44% of oncologists say genomics will be 'very important' to the field: 5 survey insights

The primary reason most oncologists — 66 percent — use genomic testing is to guide treatment decisions, according to a Medscape report.

Medscape surveyed 132 medical oncologists and hematologist-oncologists about their use of genomic testing and precision medicine in cancer care. The respondents hailed from hospitals, group practices and academic institutions, among other settings.

Here are five survey insights.

1. The plurality of respondents (44 percent) said genomic testing is very important to their field. Twenty-seven percent said it was extremely important and 23 percent said it was somewhat important.

2. The majority of respondents (69 percent) said genomic testing is useful now. Eighty-nine percent of respondents predicted the practice will be useful in the future.

3. However, when asked about clinical concerns, the plurality of respondents (31 percent) said genomic testing rarely provides clinically actionable, evidence-based information.

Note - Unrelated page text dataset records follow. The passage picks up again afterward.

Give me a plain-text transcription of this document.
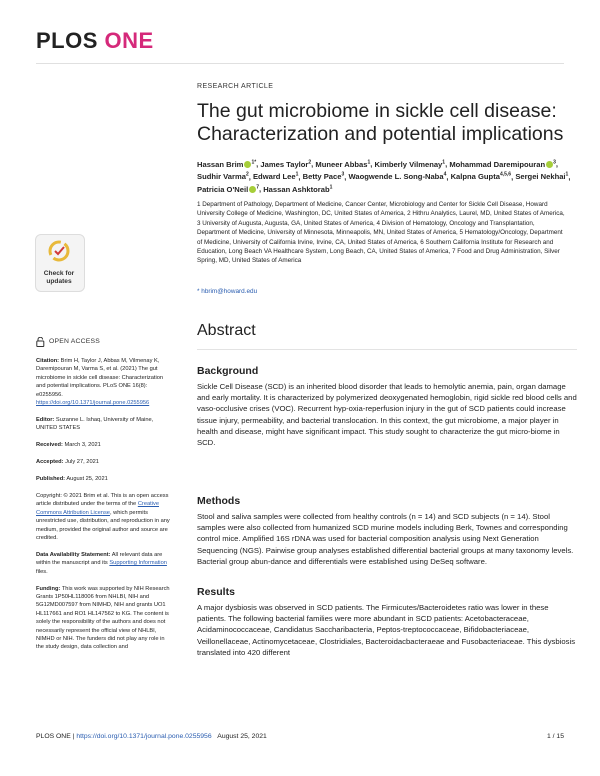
PLOS ONE
RESEARCH ARTICLE
The gut microbiome in sickle cell disease: Characterization and potential implications
Hassan Brim $^{1*}$, James Taylor$^2$, Muneer Abbas$^1$, Kimberly Vilmenay$^1$, Mohammad Daremipouran $^3$, Sudhir Varma$^2$, Edward Lee$^1$, Betty Pace$^3$, Waogwende L. Song-Naba$^4$, Kalpna Gupta$^{4,5,6}$, Sergei Nekhai$^1$, Patricia O'Neil $^7$, Hassan Ashktorab$^1$
1 Department of Pathology, Department of Medicine, Cancer Center, Microbiology and Center for Sickle Cell Disease, Howard University College of Medicine, Washington, DC, United States of America, 2 Hithru Analytics, Laurel, MD, United States of America, 3 University of Augusta, Augusta, GA, United States of America, 4 Division of Hematology, Oncology and Transplantation, Department of Medicine, University of Minnesota, Minneapolis, MN, United States of America, 5 Hematology/Oncology, Department of Medicine, University of California Irvine, Irvine, CA, United States of America, 6 Southern California Institute for Research and Education, Long Beach VA Healthcare System, Long Beach, CA, United States of America, 7 Food and Drug Administration, Silver Spring, MD, United States of America
* hbrim@howard.edu
Check for
updates
OPEN ACCESS

Citation: Brim H, Taylor J, Abbas M, Vilmenay K, Daremipouran M, Varma S, et al. (2021) The gut microbiome in sickle cell disease: Characterization and potential implications. PLoS ONE 16(8): e0255956. https://doi.org/10.1371/journal.pone.0255956

Editor: Suzanne L. Ishaq, University of Maine, UNITED STATES

Received: March 3, 2021

Accepted: July 27, 2021

Published: August 25, 2021

Copyright: © 2021 Brim et al. This is an open access article distributed under the terms of the Creative Commons Attribution License, which permits unrestricted use, distribution, and reproduction in any medium, provided the original author and source are credited.

Data Availability Statement: All relevant data are within the manuscript and its Supporting Information files.

Funding: This work was supported by NIH Research Grants 1P50HL118006 from NHLBI, NIH and 5G12MD007597 from NIMHD, NIH and grants UO1 HL117661 and RO1 HL147562 to KG. The content is solely the responsibility of the authors and does not necessarily represent the official view of NHLBI, NIMHD or NIH. The funders did not play any role in the study design, data collection and

Abstract
Background
Sickle Cell Disease (SCD) is an inherited blood disorder that leads to hemolytic anemia, pain, organ damage and early mortality. It is characterized by polymerized deoxygenated hemoglobin, rigid sickle red blood cells and vaso-occlusive crises (VOC). Recurrent hyp-oxia-reperfusion injury in the gut of SCD patients could increase tissue injury, permeability, and bacterial translocation. In this context, the gut microbiome, a major player in health and disease, might have significant impact. This study sought to characterize the gut micro-biome in SCD.
Methods
Stool and saliva samples were collected from healthy controls (n = 14) and SCD subjects (n = 14). Stool samples were also collected from humanized SCD murine models including Berk, Townes and corresponding control mice. Amplified 16S rDNA was used for bacterial composition analysis using Next Generation Sequencing (NGS). Pairwise group analyses established differential bacterial groups at many taxonomy levels. Bacterial group abun-dance and differentials were established using DeSeq software.
Results
A major dysbiosis was observed in SCD patients. The Firmicutes/Bacteroidetes ratio was lower in these patients. The following bacterial families were more abundant in SCD patients: Acetobacteraceae, Acidaminococcaceae, Candidatus Saccharibacteria, Peptos-treptococcaceae, Bifidobacteriaceae, Veillonellaceae, Actinomycetaceae, Clostridiales, Bacteroidacbacteraeae and Fusobacteriaceae. This dysbiosis translated into 420 different
PLOS ONE | https://doi.org/10.1371/journal.pone.0255956 August 25, 2021	1 / 15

4. The majority of respondents (61 percent) said fewer than 25 percent of patients would benefit from genomic testing. Forty-nine percent said genomic testing resulted in clinical trial enrollment less than 10 percent of the time.

5. The No. 1 concern 86 percent of respondents had about genomic testing is that more education is needed before they would advocate widespread genomic testing. Eighty-four percent of those surveyed said a primary concern was questions about insurance coverage.